The Auto focus Options
There are many auto focus options to choose from, namely 3D tracking, full auto, single-point AF, 9-, 21- or 39-point dynamic. Normally the shooting is done with the standard single-point AF. Though the automatic AF has the same fast speed, it’s equally poor like other auto AF systems, habitually selecting the wrong subjects. AF while continuous shooting gives same performance as D90 but with similar troubles that are found with tracking AF systems and one has to choose the settings carefully, according to the scene. It’s not very effective for subjects coming toward or away from you but only for those moving in a lateral manner.
Other useful options on essential features include the two settings slots that are saved on mode dial. These settings have a practical implementation so are likely to get used often, as compared to the settings banks in Nikon’s older mid-to-high-end dSLRs.
The Two SDXC Card Slots
There’re two SDXC card slots which could be configured in functional ways, that is, for backup, video vs. still, overflow and raw vs.JPEG. This change of two card slots is though odd, but still welcome. One gets a bit angry about the card-to-card copy but as it’s done it stops and becomes dark.
It can deal with a two-stop interval which is unusual indeed as it provides maximum three-shot exposure bracketing. It also has a novel two-frame under/over bracket which can become quite useful. From the images that are saved on a card, manual white balance could be set manually. These could then be annotated to five presets stored. Most of the cameras just offer some of these capabilities and not all.
Some features, that are common but useful, include a comparatively powerful interval-o-meter; user-definable spot sizes for centre weighted metering along with Eye-Fi enable/ disable support. There are rubber covers to hide connectors for composite and HDMI video, USB and mic. It is great to use the viewfinder, compared to those found in cheaper SLRs. Its brighter, with 100 percent scene coverage and big AF-area indicators. A new battery grip, supporting both the AA batteries and Nikon’s lithium ion power, is used in the D7000.

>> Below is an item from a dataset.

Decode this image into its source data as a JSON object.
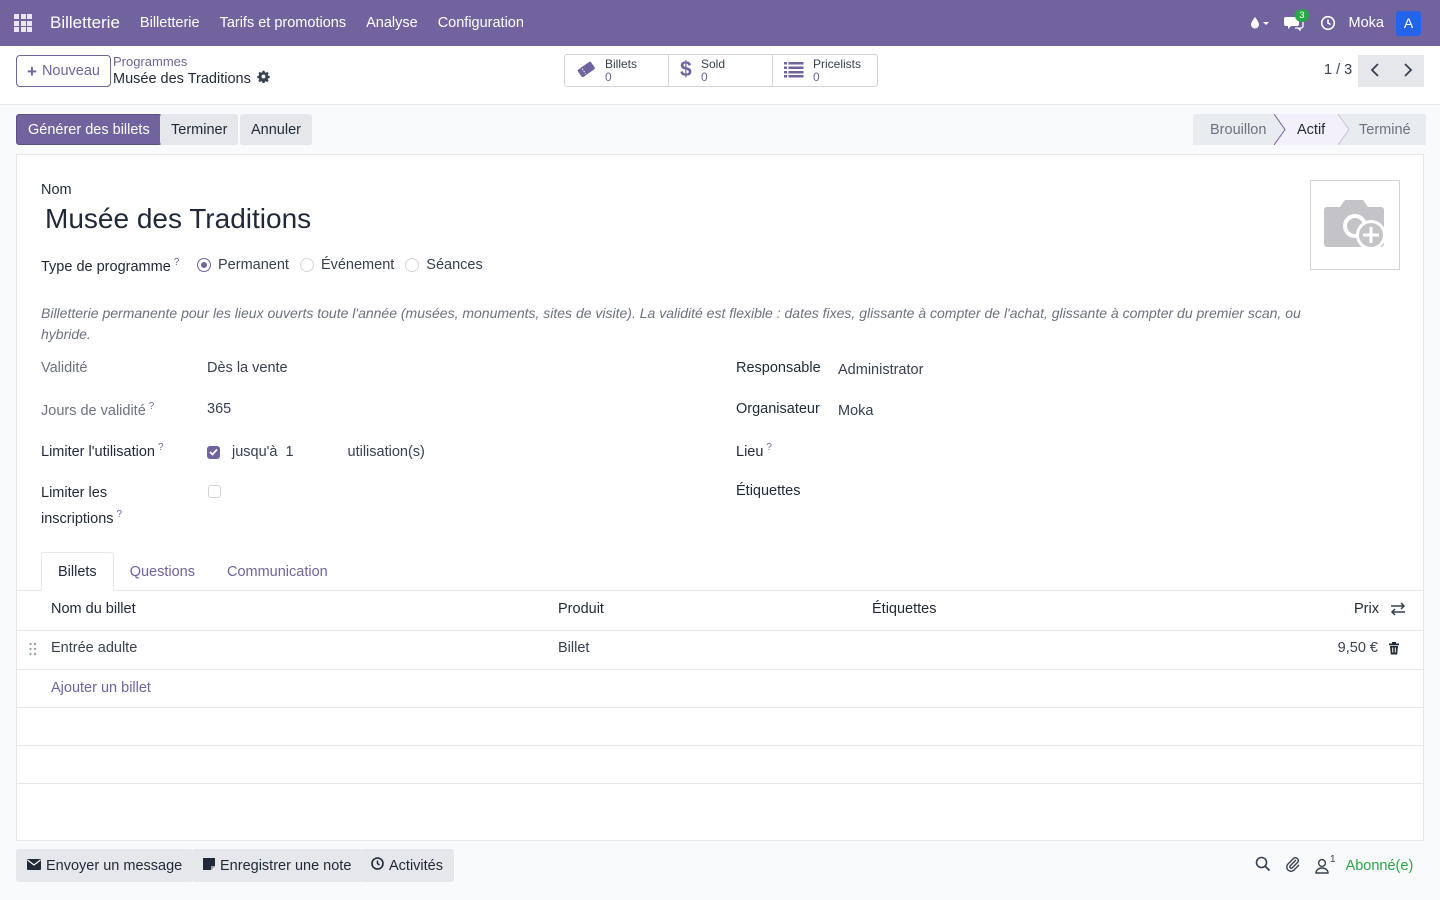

It doesn’t have less weight but feels sturdy, with a solid grip. The best part about the D7000 is regarding the changes from the traditional Nikon body design. Other than some changes mentioned before, there’s a movie/live view switch and dedicated record button. A subtle but useful change includes the lock-release button for release-mode dial toward the back.
The construction of D7000’s body includes all-metal chassis with magnesium alloy covers and is sealed to protect the product from dust and moisture.
Control for selecting among AF modes is now moved to a button-dial combination so the selection appears in the viewfinder and modes could be changed without moving camera away from your eye.
Some Common Complaints About D7000
Some drawbacks about the design include the vertical arrangement of menu, white balance and quality buttons on the left side of LCD which are identical and you have to pay a bit of attention to use them. Info display isn’t interactive just like other models and those settings are accessed that are not required commonly. Also, the modeling flash has to be disabled after one is annoyed as the modeling flash is triggered by the flash compensation button repeatedly.
Nevertheless, D7000 is a compelling option for professional shooters looking for cheap alternatives to the D300s or improved D90 and who are not specific about full frame or very fast burst speeds. It’s good to have 30p option and 30fps with full-time auto focus is quite appealing to the ordinary user It costs more for a first dSLR and there’re many sub-$1000 models for that but if a powerful change from your dSLR is required, then you should definitely go for it.